When considering microorganism distribution at phyla level we found that the most common were Proteobacteria, Firmicutes, Bacteroidota, Fusobacteriota, Actinobacteriota and Patescibacteria. Significant differences (p < 0.05) were reported by gender, with Proteobacteria more abundant in boys when compared to girls and, by contrast, Fusobacteriota and Spirochaetota more so in girls. Significant geographical differences were also observed, with Actinobacteriota, Bacteroidota, Campylobacterota, Firmicutes, Fusobacteriota, Spirochaetota more abundant in samples from Abidjan compared to Korhogo, whereas Proteobacteria were more abundant in Korhogo. When comparing phylum variation by visit, 4 showed significant changes over time (p < 0.05): Actinobacteriota, Bacteroidota, Fusobacteriota and Proteobacteria. (Fig. 5, supplemental Table 2).

Fig. 5.

Bacterial diversity and mean relative abundance (%) of microorganisms classified at Phylum level. Distribution by Gender (A), Site (B) and Visit (C). *Corresponds to statistical differences that were considered significant with P value ≤ 0.05 when using a binomial regression model. For the Visits, S is for Survey (S1 = Survey 1).

At the genus level, 18 were detected with a relative abundance above 1%. Some genera showed significant differences when comparing gender; Neisseria, Porphyrromonas, Prevotella and Sphingonomas were significantly more abundant in boys when compared to girls (p < 0.05). When comparing geographical differences, Fusobacterium, Granulicatella, Prevotella were significantly more abundant in Abidjan compared to Korhogo whereas Neisseria, Ralstonia, Sphingomonas were more abundant in Korhogo (p < 0.05). Finally, when looking at temporal differences, 6 genera showed significant changes over time (p < 0.05): Fusobacterium, Granulicatella, Haemophilus, Porphyromonas, Ralstonia and Streptococcus (Fig. 6, supplemental Table 3).

Fig. 6.

Bacterial diversity and mean relative abundance (%) of microorganisms classified at Genus level. Distribution by Gender (A), Site (B) and Visit (C). The Genus Others correspond to all microorganisms whose relative abundance is lower than 1%. TM7x is also known as genus Nanosynbacter. *Corresponds to statistical differences that were considered significant with P value ≤ 0.05 when using a binomial regression model. For the Visits, S is for Survey (S1 = Survey 1).

Identification to species level was not possible for all ASV and could be reported for less than 30% of ASV. Two Neisseria species could be characterised; Neisseria flavescens and Neisseria mucosa (supplemental Fig. 2).

Microbiome and mucosal immunity (SIgA)

The analyses established a correlation between secretory immunoglobulin A (SIgA) and microbial abundance in the oropharynx.
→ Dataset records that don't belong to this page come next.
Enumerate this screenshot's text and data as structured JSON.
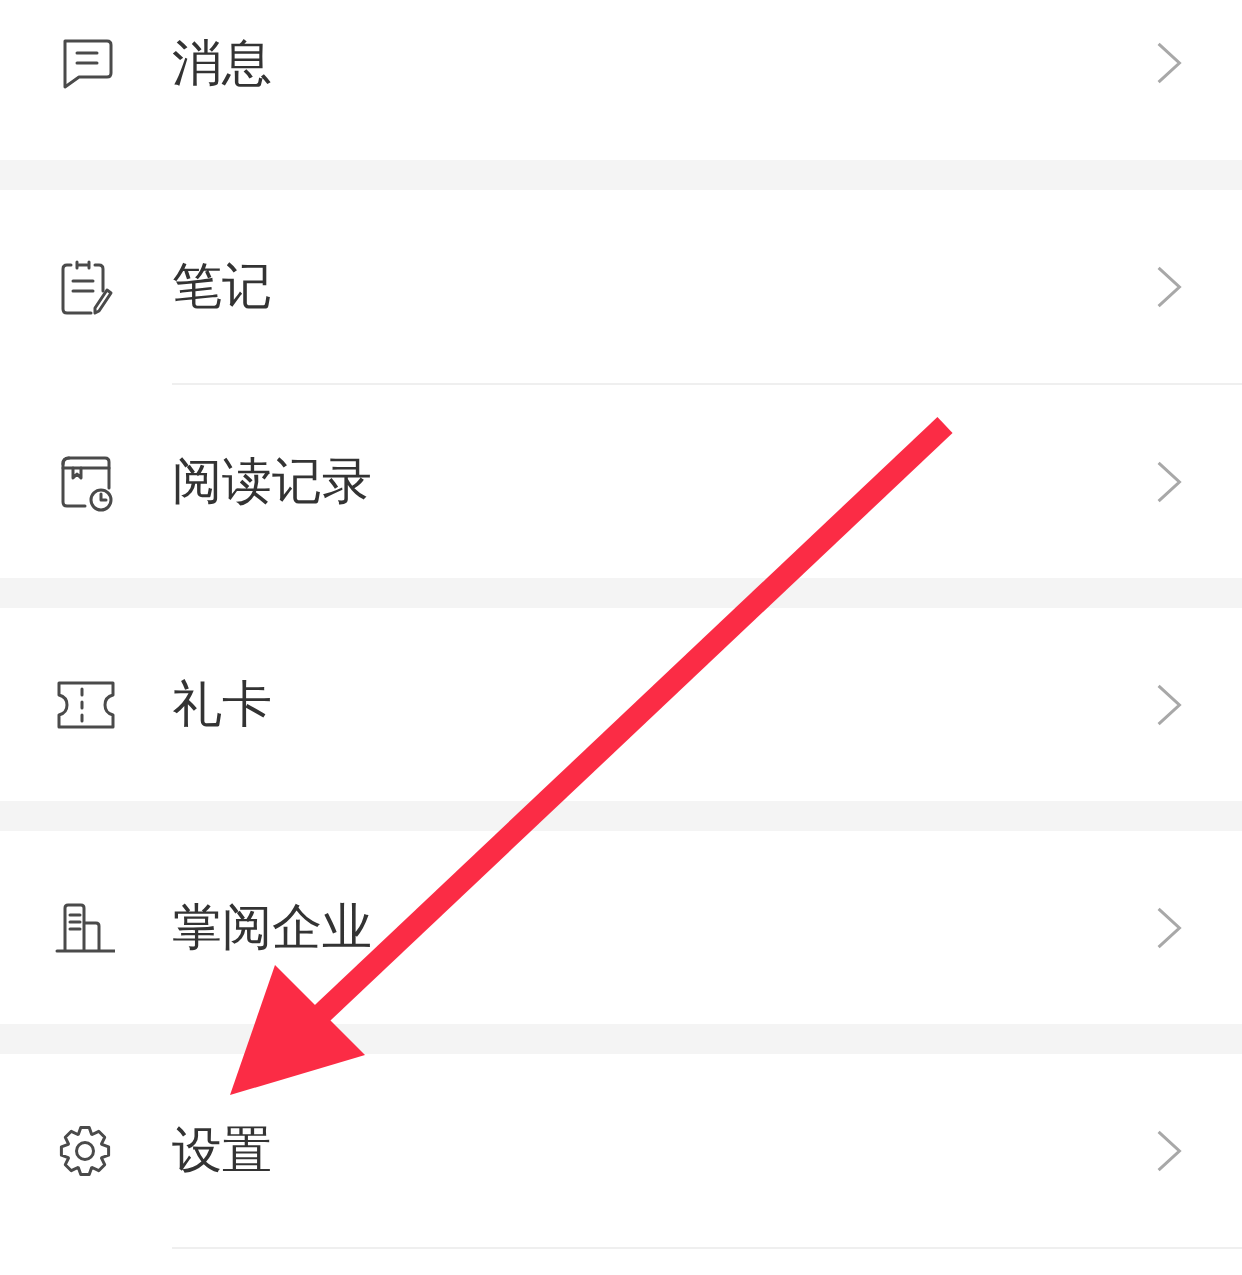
{
  "groups": [
    {
      "items": [
        {
          "label": "消息"
        }
      ]
    },
    {
      "items": [
        {
          "label": "笔记"
        },
        {
          "label": "阅读记录"
        }
      ]
    },
    {
      "items": [
        {
          "label": "礼卡"
        }
      ]
    },
    {
      "items": [
        {
          "label": "掌阅企业"
        }
      ]
    },
    {
      "items": [
        {
          "label": "设置"
        }
      ]
    }
  ]
}
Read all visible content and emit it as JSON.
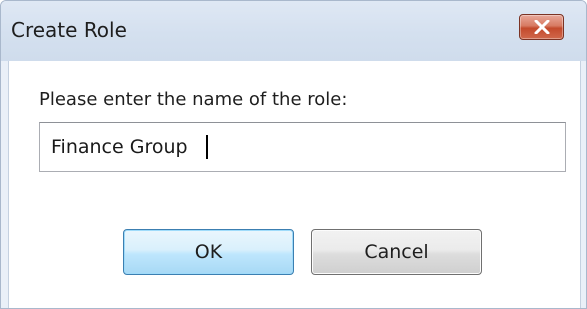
{
  "window": {
    "title": "Create Role",
    "close_icon": "close-icon"
  },
  "dialog": {
    "prompt": "Please enter the name of the role:",
    "name_value": "Finance Group",
    "ok_label": "OK",
    "cancel_label": "Cancel"
  },
  "colors": {
    "titlebar": "#d4e0ef",
    "close_button": "#c34a2c",
    "default_button_border": "#3c7fb1"
  }
}
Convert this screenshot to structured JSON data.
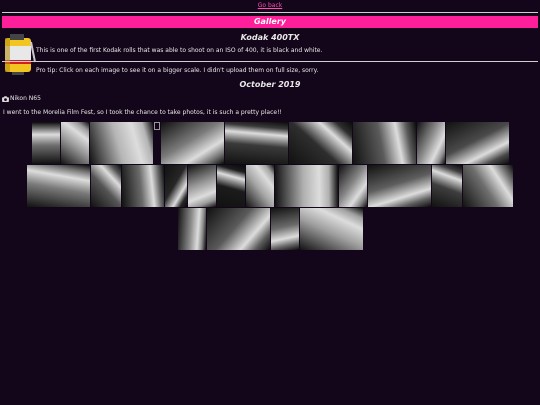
{
  "nav": {
    "go_back": "Go back"
  },
  "header": {
    "title": "Gallery"
  },
  "roll": {
    "title": "Kodak 400TX",
    "description": "This is one of the first Kodak rolls that was able to shoot on an ISO of 400, it is black and white.",
    "protip": "Pro tip: Click on each image to see it on a bigger scale. I didn't upload them on full size, sorry.",
    "film_icon": "film-canister-icon"
  },
  "section": {
    "date": "October 2019",
    "camera": "Nikon N65",
    "camera_icon": "camera-icon",
    "intro": "I went to the Morelia Film Fest, so I took the chance to take photos, it is such a pretty place!!"
  },
  "colors": {
    "accent": "#ff1f9a",
    "background": "#14061a",
    "link": "#ff4fb4"
  },
  "photos": [
    {
      "broken": false,
      "tone": "#6f6f6f",
      "w": 28
    },
    {
      "broken": false,
      "tone": "#9a9a9a",
      "w": 28
    },
    {
      "broken": false,
      "tone": "#b5b5b5",
      "w": 63
    },
    {
      "broken": true,
      "tone": "#000000",
      "w": 6
    },
    {
      "broken": false,
      "tone": "#7a7a7a",
      "w": 63
    },
    {
      "broken": false,
      "tone": "#3a3a3a",
      "w": 63
    },
    {
      "broken": false,
      "tone": "#2e2e2e",
      "w": 63
    },
    {
      "broken": false,
      "tone": "#5a5a5a",
      "w": 63
    },
    {
      "broken": false,
      "tone": "#8e8e8e",
      "w": 28
    },
    {
      "broken": false,
      "tone": "#4a4a4a",
      "w": 63
    },
    {
      "broken": false,
      "tone": "#7a7a7a",
      "w": 63
    },
    {
      "broken": false,
      "tone": "#555555",
      "w": 30
    },
    {
      "broken": false,
      "tone": "#6a6a6a",
      "w": 42
    },
    {
      "broken": false,
      "tone": "#262626",
      "w": 22
    },
    {
      "broken": false,
      "tone": "#9a9a9a",
      "w": 28
    },
    {
      "broken": false,
      "tone": "#1c1c1c",
      "w": 28
    },
    {
      "broken": false,
      "tone": "#a5a5a5",
      "w": 28
    },
    {
      "broken": false,
      "tone": "#b0b0b0",
      "w": 63
    },
    {
      "broken": false,
      "tone": "#858585",
      "w": 28
    },
    {
      "broken": false,
      "tone": "#5e5e5e",
      "w": 63
    },
    {
      "broken": false,
      "tone": "#3e3e3e",
      "w": 30
    },
    {
      "broken": false,
      "tone": "#6e6e6e",
      "w": 50
    },
    {
      "broken": false,
      "tone": "#8a8a8a",
      "w": 28
    },
    {
      "broken": false,
      "tone": "#5a5a5a",
      "w": 63
    },
    {
      "broken": false,
      "tone": "#6a6a6a",
      "w": 28
    },
    {
      "broken": false,
      "tone": "#a0a0a0",
      "w": 63
    }
  ]
}
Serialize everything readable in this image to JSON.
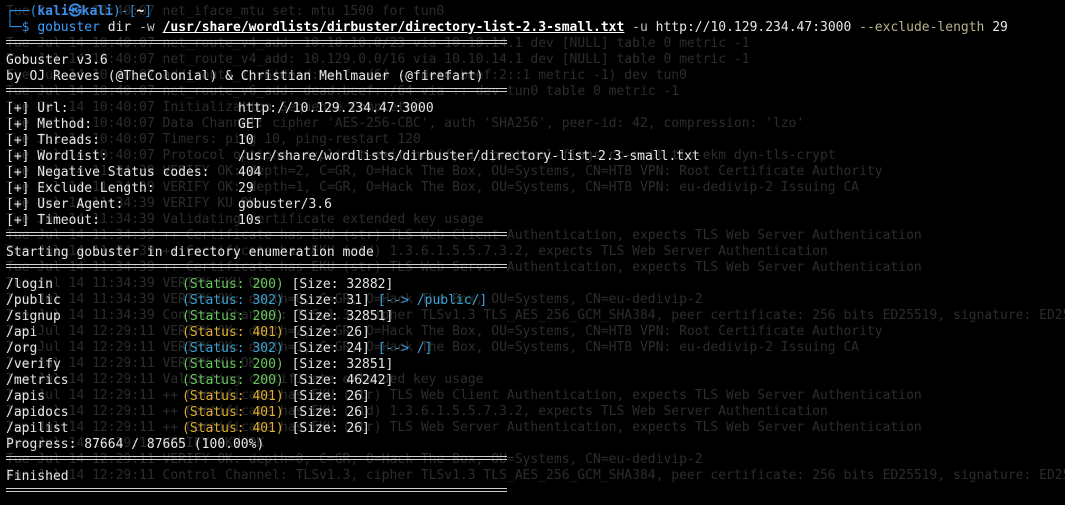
{
  "background_log": [
    "Tue Jul 14 10:40:07 net_iface_mtu set: mtu 1500 for tun0",
    "",
    "Tue Jul 14 10:40:07 net_route_v4_add: 10.10.10.0/23 via 10.10.14.1 dev [NULL] table 0 metric -1",
    "Tue Jul 14 10:40:07 net_route_v4_add: 10.129.0.0/16 via 10.10.14.1 dev [NULL] table 0 metric -1",
    "Tue Jul 14 10:40:07 add_route_ipv6(dead:beef::/64 -> dead:beef:2::1 metric -1) dev tun0",
    "Tue Jul 14 10:40:07 net_route_v6_add: dead:beef::/64 via :: dev tun0 table 0 metric -1",
    "Tue Jul 14 10:40:07 Initialization Sequence Completed",
    "Tue Jul 14 10:40:07 Data Channel: cipher 'AES-256-CBC', auth 'SHA256', peer-id: 42, compression: 'lzo'",
    "Tue Jul 14 10:40:07 Timers: ping 10, ping-restart 120",
    "Tue Jul 14 10:40:07 Protocol options: explicit-exit-notify 1, protocol-flags cc-exit tls-ekm dyn-tls-crypt",
    "Tue Jul 14 11:34:39 VERIFY OK: depth=2, C=GR, O=Hack The Box, OU=Systems, CN=HTB VPN: Root Certificate Authority",
    "Tue Jul 14 11:34:39 VERIFY OK: depth=1, C=GR, O=Hack The Box, OU=Systems, CN=HTB VPN: eu-dedivip-2 Issuing CA",
    "Tue Jul 14 11:34:39 VERIFY KU OK",
    "Tue Jul 14 11:34:39 Validating certificate extended key usage",
    "Tue Jul 14 11:34:39 ++ Certificate has EKU (str) TLS Web Client Authentication, expects TLS Web Server Authentication",
    "Tue Jul 14 11:34:39 ++ Certificate has EKU (oid) 1.3.6.1.5.5.7.3.2, expects TLS Web Server Authentication",
    "Tue Jul 14 11:34:39 ++ Certificate has EKU (str) TLS Web Server Authentication, expects TLS Web Server Authentication",
    "Tue Jul 14 11:34:39 VERIFY EKU OK",
    "Tue Jul 14 11:34:39 VERIFY OK: depth=0, C=GR, O=Hack The Box, OU=Systems, CN=eu-dedivip-2",
    "Tue Jul 14 11:34:39 Control Channel: TLSv1.3, cipher TLSv1.3 TLS_AES_256_GCM_SHA384, peer certificate: 256 bits ED25519, signature: ED25519",
    "Tue Jul 14 12:29:11 VERIFY OK: depth=2, C=GR, O=Hack The Box, OU=Systems, CN=HTB VPN: Root Certificate Authority",
    "Tue Jul 14 12:29:11 VERIFY OK: depth=1, C=GR, O=Hack The Box, OU=Systems, CN=HTB VPN: eu-dedivip-2 Issuing CA",
    "Tue Jul 14 12:29:11 VERIFY KU OK",
    "Tue Jul 14 12:29:11 Validating certificate extended key usage",
    "Tue Jul 14 12:29:11 ++ Certificate has EKU (str) TLS Web Client Authentication, expects TLS Web Server Authentication",
    "Tue Jul 14 12:29:11 ++ Certificate has EKU (oid) 1.3.6.1.5.5.7.3.2, expects TLS Web Server Authentication",
    "Tue Jul 14 12:29:11 ++ Certificate has EKU (str) TLS Web Server Authentication, expects TLS Web Server Authentication",
    "Tue Jul 14 12:29:11 VERIFY EKU OK",
    "Tue Jul 14 12:29:11 VERIFY OK: depth=0, C=GR, O=Hack The Box, OU=Systems, CN=eu-dedivip-2",
    "Tue Jul 14 12:29:11 Control Channel: TLSv1.3, cipher TLSv1.3 TLS_AES_256_GCM_SHA384, peer certificate: 256 bits ED25519, signature: ED25519"
  ],
  "prompt": {
    "line1_left": "┌──(",
    "user": "kali㉿kali",
    "mid": ")-[",
    "dir": "~",
    "line1_right": "]",
    "line2_prefix": "└─$ "
  },
  "command": {
    "name": "gobuster",
    "subcommand": " dir ",
    "wordlist_flag": "-w ",
    "wordlist": "/usr/share/wordlists/dirbuster/directory-list-2.3-small.txt",
    "url_flag": " -u ",
    "url": "http://10.129.234.47:3000",
    "exclude_flag": " --exclude-length",
    "exclude_value": " 29"
  },
  "banner": {
    "version": "Gobuster v3.6",
    "authors": "by OJ Reeves (@TheColonial) & Christian Mehlmauer (@firefart)"
  },
  "config": [
    {
      "key": "[+] Url:",
      "value": "http://10.129.234.47:3000"
    },
    {
      "key": "[+] Method:",
      "value": "GET"
    },
    {
      "key": "[+] Threads:",
      "value": "10"
    },
    {
      "key": "[+] Wordlist:",
      "value": "/usr/share/wordlists/dirbuster/directory-list-2.3-small.txt"
    },
    {
      "key": "[+] Negative Status codes:",
      "value": "404"
    },
    {
      "key": "[+] Exclude Length:",
      "value": "29"
    },
    {
      "key": "[+] User Agent:",
      "value": "gobuster/3.6"
    },
    {
      "key": "[+] Timeout:",
      "value": "10s"
    }
  ],
  "starting_message": "Starting gobuster in directory enumeration mode",
  "results": [
    {
      "path": "/login",
      "status": "(Status: 200)",
      "size": "[Size: 32882]",
      "redirect": "",
      "status_color": "#66c95a"
    },
    {
      "path": "/public",
      "status": "(Status: 302)",
      "size": "[Size: 31]",
      "redirect": "[--> /public/]",
      "status_color": "#3aa3d6"
    },
    {
      "path": "/signup",
      "status": "(Status: 200)",
      "size": "[Size: 32851]",
      "redirect": "",
      "status_color": "#66c95a"
    },
    {
      "path": "/api",
      "status": "(Status: 401)",
      "size": "[Size: 26]",
      "redirect": "",
      "status_color": "#e0b030"
    },
    {
      "path": "/org",
      "status": "(Status: 302)",
      "size": "[Size: 24]",
      "redirect": "[--> /]",
      "status_color": "#3aa3d6"
    },
    {
      "path": "/verify",
      "status": "(Status: 200)",
      "size": "[Size: 32851]",
      "redirect": "",
      "status_color": "#66c95a"
    },
    {
      "path": "/metrics",
      "status": "(Status: 200)",
      "size": "[Size: 46242]",
      "redirect": "",
      "status_color": "#66c95a"
    },
    {
      "path": "/apis",
      "status": "(Status: 401)",
      "size": "[Size: 26]",
      "redirect": "",
      "status_color": "#e0b030"
    },
    {
      "path": "/apidocs",
      "status": "(Status: 401)",
      "size": "[Size: 26]",
      "redirect": "",
      "status_color": "#e0b030"
    },
    {
      "path": "/apilist",
      "status": "(Status: 401)",
      "size": "[Size: 26]",
      "redirect": "",
      "status_color": "#e0b030"
    }
  ],
  "progress": "Progress: 87664 / 87665 (100.00%)",
  "finished": "Finished",
  "colors": {
    "background": "#000000",
    "foreground": "#e6e6e6",
    "status_200": "#66c95a",
    "status_302": "#3aa3d6",
    "status_401": "#e0b030",
    "prompt_blue": "#3b8eea"
  }
}
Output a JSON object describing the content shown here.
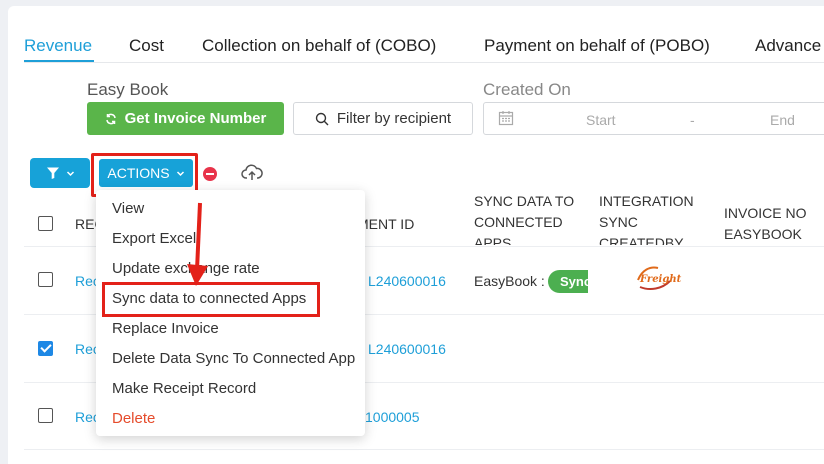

Among the identified genera, three were significantly correlated with SIgA: negative correlations were obtained with the genera Fusobacterium (R=-0.15; p = 0.0028), Moraxella (R=-0.15; p = 0.0028) and a positive correlation with the genus Ralstonia (R = 0.1; p = 0.0390) (Fig. 7).

Fig. 7.

Correlation between relative abundance of genera and mucosal immunity (SIgA). Correlations were found for three genera: Fusobacterium (A), Moraxella (B) and Ralstonia (C). These correlations were established using the Spearman correlation test.

Microbiome and climate factors

The relationship between the microbiome diversity and climatic factors was investigated for three factors: temperature, humidity, and wind speed. The overall analysis identified significant changes in Shannon diversity index for all three factors using the Kruskal-Wallis rank sum test (Figs. 8A, 9A and 10A). In addition to the overall analysis, these significant differences of the Shannon diversity index associated with changes in weather were also observed at each study site (Fig. 11).

Fig. 8.

Spearman correlation between Temperature and microbiome diversity. This is depicted in relation to the specific relative abundance of genera Veillonela (A), TM7x (B) and Neisseria (C). TM7x is also known as genus Nanosynbacter.

Fig. 9.

Spearman correlation between relative humidity and microbiome diversity. This is depicted in relation to the specific relative abundance of genera Fusobacterium (A), Granulicatella (B) Neisseria (C) Streptococcus (D) and TM7x (E). TM7x is also known as genus Nanosynbacter.

Fig. 10.

Correlation between Wind speed and microbiome diversity. This is depicted in relation to the specific relative abundance of genera Gemella (A), Granulicatella (B) Sphingonomas (C) and Alloprevotella (D).

Fig. 11.

Correlation between meteorological data and microbiome diversity. This is depicted for Temperature, Relative humidity, and Wind speed at each study site, Korhogo (A) and Abidjan (B). The different significance values were determined by Kruskal Wallis test.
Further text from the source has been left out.